Synopsis
A number of health systems and provider organizations are turning to behavioral economics to encourage doctors to follow evidence-based guidelines and deliver better-coordinated care to their patients. Many are seeing promising results, although more evaluation is needed to identify the most effective physician incentive designs.
The Issue
The field of behavioral economics is built on the premise that human behavior is not always rational. Our decisions are often shaped by recognizable foibles, including a tendency to give greater weight to potential losses than to gains, and a desire to maintain the status quo even when it does not serve our interests. Such principles have been harnessed to alter retirement planning and savings decisions but are infrequently applied to health care, despite their potential to redirect physicians’ and patients’ behavior.
Applying Behavioral Economics to Health Care
The authors of this Commonwealth Fund–supported study focus on nine behavioral economics principles that are most relevant to influencing physicians’ practice patterns and performance—among them, loss aversion, choice overload, and relative social ranking.
- Loss aversion describes the tendency of human beings to be more sensitive to the prospect of loss than to the possibility of gain. Health systems and provider organizations can take advantage of this by making the threat of losses more salient, for example, by providing incentive payments upfront and requiring physicians to return the money if they do not meet performance targets.
- Choice overload occurs when people are presented with too many choices or options that are too complex. In health care, overly complicated incentive programs can overwhelm providers, causing inertia to set in. Fewer, simpler choices are more likely to induce behavior changes.
- People tend to overestimate the immediate costs and benefits of their actions while discounting delayed benefits. Frequent interim feedback on performance therefore may be more effective in changing physicians’ behavior than annual reviews.
- Providing information—such as calorie counts on menus—is necessary but rarely sufficient to induce behavior change. Similarly, information about clinical options may need to be reinforced with more specific guidance.
- According to the principle of relative social ranking, people care a great deal about how they compare with others, especially when their peers are known and in close proximity. Ranking providers’ performance within an organization may thus encourage outliers to adjust their practice patterns.
- Individuals tend to favor current practices rather than initiating change. Overcoming such inertia by changing habits and settled practices may require explicit efforts and policies. For instance, a physician order entry system can be programmed to default to generic medications rather than brand-name ones.

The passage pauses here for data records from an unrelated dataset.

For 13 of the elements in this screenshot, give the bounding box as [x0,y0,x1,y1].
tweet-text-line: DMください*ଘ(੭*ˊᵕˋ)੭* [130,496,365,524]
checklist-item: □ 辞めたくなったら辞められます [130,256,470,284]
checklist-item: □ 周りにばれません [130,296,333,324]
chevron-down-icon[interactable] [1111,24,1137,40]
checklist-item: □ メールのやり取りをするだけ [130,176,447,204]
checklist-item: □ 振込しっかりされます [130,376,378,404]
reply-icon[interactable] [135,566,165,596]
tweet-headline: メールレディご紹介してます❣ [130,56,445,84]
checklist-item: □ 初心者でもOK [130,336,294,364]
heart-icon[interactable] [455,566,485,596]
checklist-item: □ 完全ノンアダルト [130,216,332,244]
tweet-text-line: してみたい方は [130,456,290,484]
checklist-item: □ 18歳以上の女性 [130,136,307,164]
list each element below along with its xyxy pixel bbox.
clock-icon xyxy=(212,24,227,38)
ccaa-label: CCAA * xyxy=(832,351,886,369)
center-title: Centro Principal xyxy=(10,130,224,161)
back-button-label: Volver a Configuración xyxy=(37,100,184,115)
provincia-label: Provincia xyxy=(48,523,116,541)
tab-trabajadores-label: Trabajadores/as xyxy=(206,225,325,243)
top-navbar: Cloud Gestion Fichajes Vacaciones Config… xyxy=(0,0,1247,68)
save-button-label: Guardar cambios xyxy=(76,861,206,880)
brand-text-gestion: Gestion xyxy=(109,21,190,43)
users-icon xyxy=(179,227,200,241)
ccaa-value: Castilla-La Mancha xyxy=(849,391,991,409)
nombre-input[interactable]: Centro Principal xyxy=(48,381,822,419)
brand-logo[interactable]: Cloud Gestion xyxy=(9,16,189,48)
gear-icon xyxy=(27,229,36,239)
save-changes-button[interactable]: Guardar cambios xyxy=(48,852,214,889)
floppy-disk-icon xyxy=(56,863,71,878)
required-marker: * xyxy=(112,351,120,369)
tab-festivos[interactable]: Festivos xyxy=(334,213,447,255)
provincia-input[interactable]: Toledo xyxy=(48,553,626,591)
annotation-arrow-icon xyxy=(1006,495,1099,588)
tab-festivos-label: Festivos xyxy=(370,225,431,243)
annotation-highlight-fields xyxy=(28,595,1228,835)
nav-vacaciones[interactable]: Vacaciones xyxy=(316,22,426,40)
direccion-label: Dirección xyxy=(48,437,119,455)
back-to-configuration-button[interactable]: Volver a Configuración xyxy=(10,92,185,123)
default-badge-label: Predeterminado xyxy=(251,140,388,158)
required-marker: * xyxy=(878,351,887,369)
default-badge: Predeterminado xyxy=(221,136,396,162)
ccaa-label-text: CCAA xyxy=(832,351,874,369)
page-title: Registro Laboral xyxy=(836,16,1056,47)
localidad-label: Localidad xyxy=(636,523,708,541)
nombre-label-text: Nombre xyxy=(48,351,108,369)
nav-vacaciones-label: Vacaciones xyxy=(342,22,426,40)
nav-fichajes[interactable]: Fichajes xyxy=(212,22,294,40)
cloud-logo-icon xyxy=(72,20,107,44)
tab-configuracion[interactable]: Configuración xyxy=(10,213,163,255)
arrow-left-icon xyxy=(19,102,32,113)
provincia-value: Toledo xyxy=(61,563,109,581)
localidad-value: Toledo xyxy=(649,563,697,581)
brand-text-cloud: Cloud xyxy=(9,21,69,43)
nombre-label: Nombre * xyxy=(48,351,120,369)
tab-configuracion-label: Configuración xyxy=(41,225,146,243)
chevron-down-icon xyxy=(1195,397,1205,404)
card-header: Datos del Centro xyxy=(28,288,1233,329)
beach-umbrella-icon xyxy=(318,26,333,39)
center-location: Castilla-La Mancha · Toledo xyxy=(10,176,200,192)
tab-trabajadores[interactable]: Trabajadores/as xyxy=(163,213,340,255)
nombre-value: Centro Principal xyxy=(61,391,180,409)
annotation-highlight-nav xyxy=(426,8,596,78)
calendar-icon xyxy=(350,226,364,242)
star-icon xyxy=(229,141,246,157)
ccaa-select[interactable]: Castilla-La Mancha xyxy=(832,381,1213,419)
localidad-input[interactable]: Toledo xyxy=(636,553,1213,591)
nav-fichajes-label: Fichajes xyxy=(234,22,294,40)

- Behavioral economists have found that people try harder when they are close to achieving a goal and less so when it is distant. This suggests a need to provide greater encouragement to physicians who are farther away from reaching desired targets.
The Big Picture
Health care organizations are increasingly entering into contracts that reward them for improving outcomes and reducing spending. But they often struggle to translate these goals into effective incentive programs for physicians making the decisions that are key to achieving cost savings and quality improvements. Monetary incentive programs fail to account for the way emotions and social status, among other variables, factor into providers’ decisions.
The Bottom Line
Insights from behavioral economics can help health care organizations engage providers by working with human limitations rather than fighting against them.